Defending Crimes of Aggression in Miami

Written by Felicity Gerry KC



At the International Bar Association (IBA) Conference last month in Miami, much talk was on Russian responsibility for aggression and atrocities in Ukraine. It began with opening remarks from Ukraine’s President Zelensky that “lawyers will ensure that all those guilty of terror are brought to justice”. The theme on the value of lawyers and justice systems to investigate and prosecute atrocities to end impunity was continued in a range of events throughout the week. 

As ever, the defence counsel voice was small but vocal in asking the difficult questions, not to “Trumpet” that international mechanisms do not work – they can and they do – but they must continue to work fairly and sometimes they don’t. International Judge Silvia Fernández de Gurmendi was brave enough to speak out about the continued detention of acquitted defendants from the Rwanda Tribunal saying it is a “huge problem” for the international law mechanisms which need to maintain legitimacy. These 8 people have been detained under illegal house arrest for over 300 days because no state, even those committed to international justice, has offered them a home. 

In one session the panellists took the opportunity to discuss atrocity prevention. Accepting that prevention is generally about development, aid and capacity building, US Ambassador Beth Van Schaack maintained that international mechanisms can provide a level of deterrence, although research on deterrence in criminal law tends to suggest it doesn’t function and fear of an international tribunal and criminal charges does not appear to have deterred President Putin. 

Several experts on international law were enthusiastic about the idea that victim reparations could be separated from the need to convict an individual, citing ongoing projects seeking to find ways to engage in peace building and transitional justice for the benefit of victims. However, they did not discuss how the necessity to support victims in a situation may risk an overly determined prosecutorial approach to conviction. It is an increasing concern – a situation may cry out for financial support for those affected – but in the absence of prosecution of major players, there is a danger that low level persons will be targeted incorrectly because of the need to try and convict “someone” in order for financial support for those affected to flow. 

On a novel note, the IBA promoted its “eyewitness” App which enables the capture of potential evidence for international trials, with security and confidence in meta data. Ukraine has become the most documented war in history so the concept is to make images verifiable and reliable. However, it remains to be seen whether it will be used to the same prejudicial effect as gang matrix evidence and alleged terrorist images which have created stereotypes against individuals from certain groups. Guidance on this topic remains lacking. 

There are also serious concerns over the adequacy of Defence funding which is about 2% of the International Criminal Court (ICC) budget. As millions is spent on supporting Ukraine in prosecutions and the formation of an international tribunal for crimes of aggression, the defence continues to struggle for adequate funding and to have public education as to the fundamental importance of the accused’s right to a fair trial, including the right to the presumption of innocence and due process of law. Tweets on the role of the defence are few compared to the global tour of prosecutor Karim Khan KC, despite the necessity of the role of the defence to ensure such mechanisms remain fair. 

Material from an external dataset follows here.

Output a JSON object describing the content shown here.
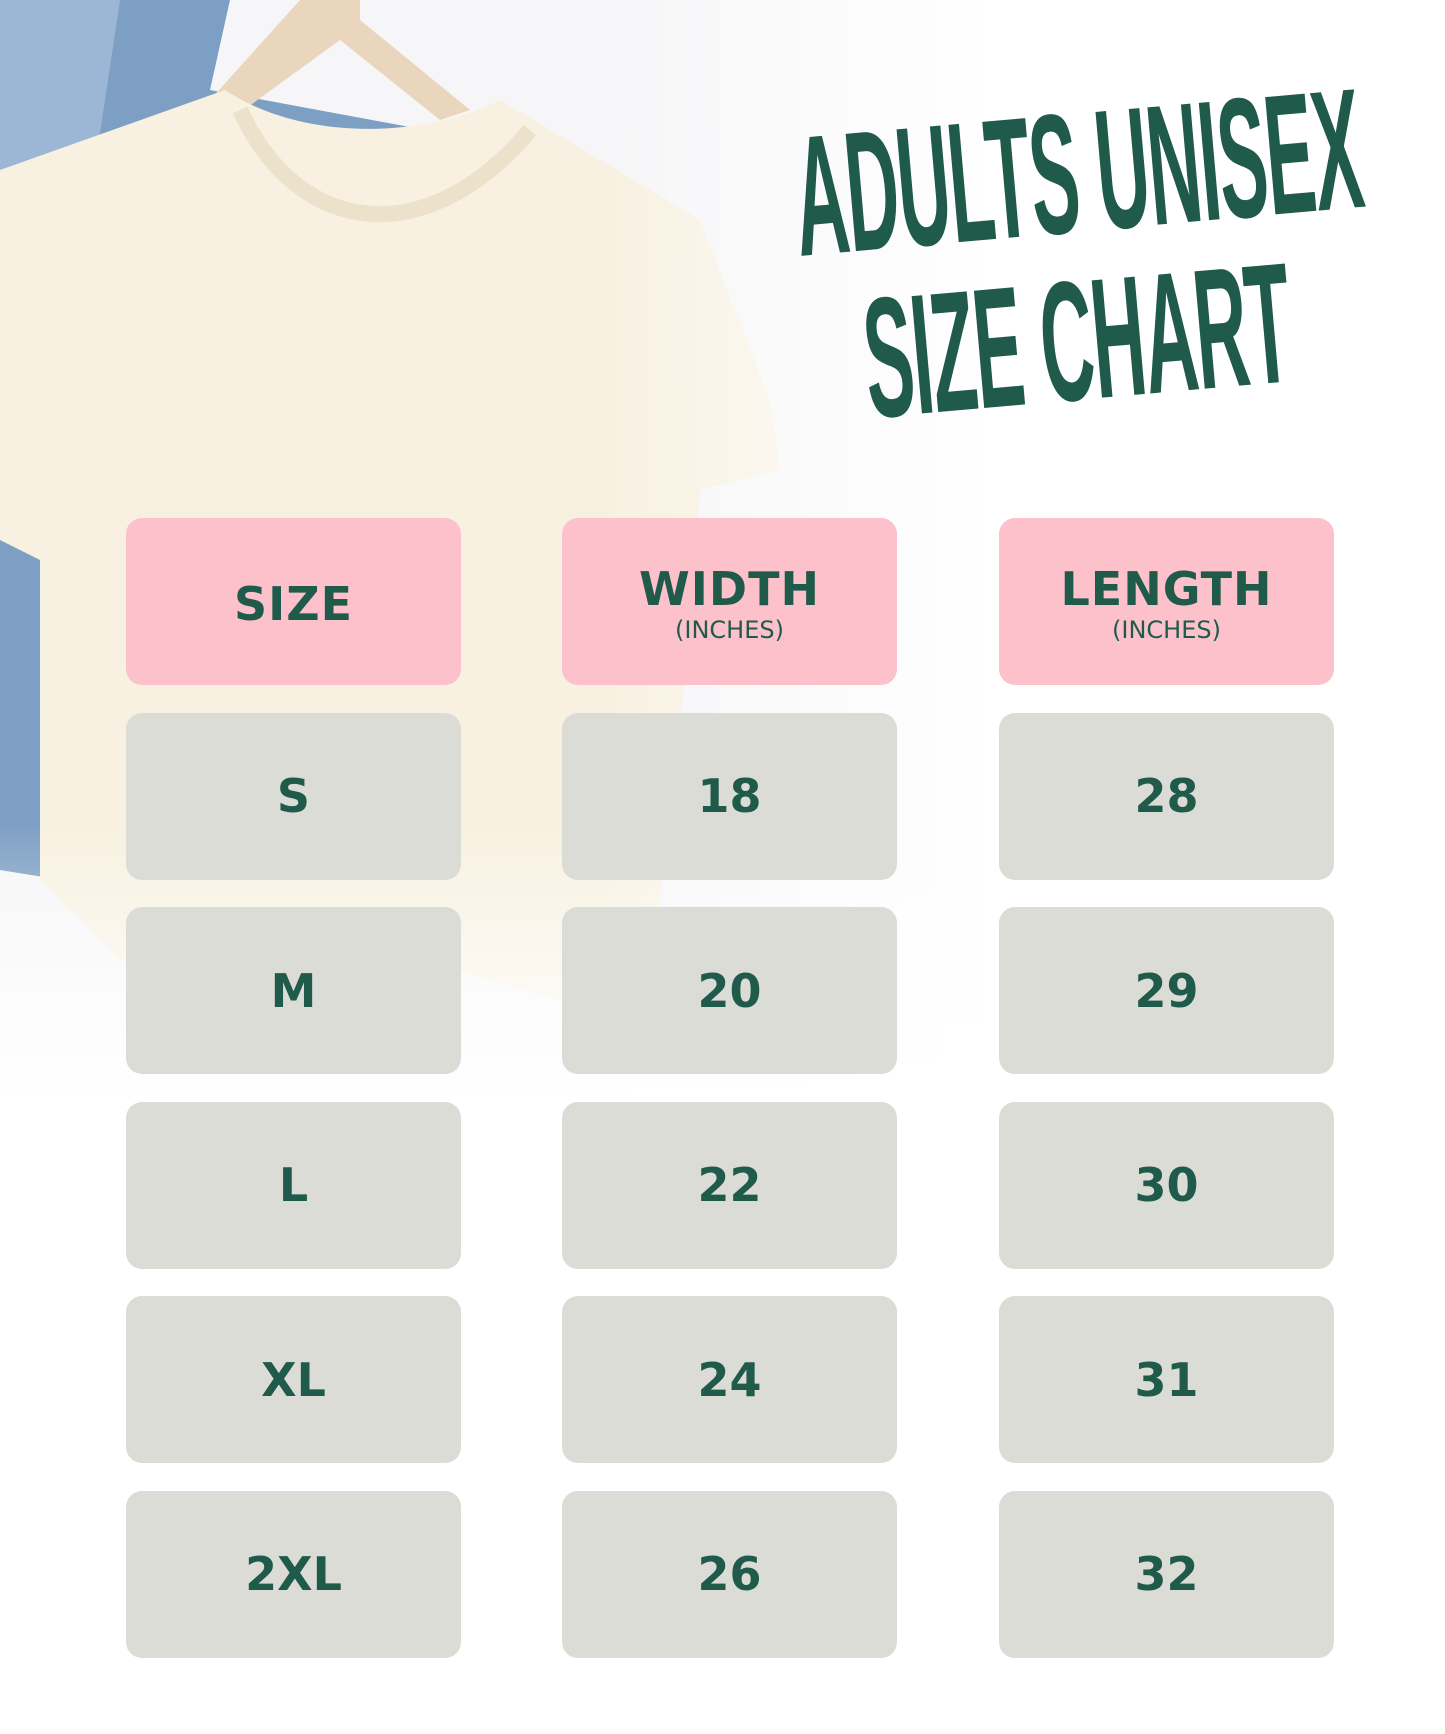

The value of the ICC as just one of the potential tribunals in which aggressors and war criminals can be brought to justice and properly defended was agreed amongst participants in Miami, alongside a recognition of the work needed to expand reach through the “law not war” objective. However, at least twice speakers referenced ongoing cases as if they had reached conviction and had to be reminded not to do so, despite a panel accepting that misreporting can influence case outcomes and cause miscarriages of justice. 

Each defendant is entitled to public, fair proceedings conducted impartially and in full equality. As attacks on human rights defenders rise, we need to think about the criminal law defenders too. For lawyers to ensure that all those guilty of terror are brought to justice, this inevitably means that has to be done properly and that those who are not guilty are not. A suitable topic for the IBA conference in Paris for 2023. 

Dr Felicity Gerry KC is our Editor and currently one of the defence team for Mr Al Hassan at the ICC. 

Felicity Gerry KC

Felicity is on the lists of counsel for the ICC and KSC having come to international practice now her children are older. She is admitted in England and Wales and Australia (Victoria and the High Court Roll) and specialises in complex criminal law cases, generally involving an international element including terrorism, homicide, biosecurity and human trafficking. She has a particular interest in complicity as leading counsel in the UK Supreme Court decision in R v Jogee [2016] UKSC 8 and having led an amicus brief on CIL and complicity in the ICTY. She is Professor of Practice at Deakin University where she teaches a unit on Contemporary International Legal Challenges. She is widely published in areas including women & law, technology & law and reforming justice systems. Her current PhD candidature is on Transnational Feminisms and the Human Trafficking Dilemma.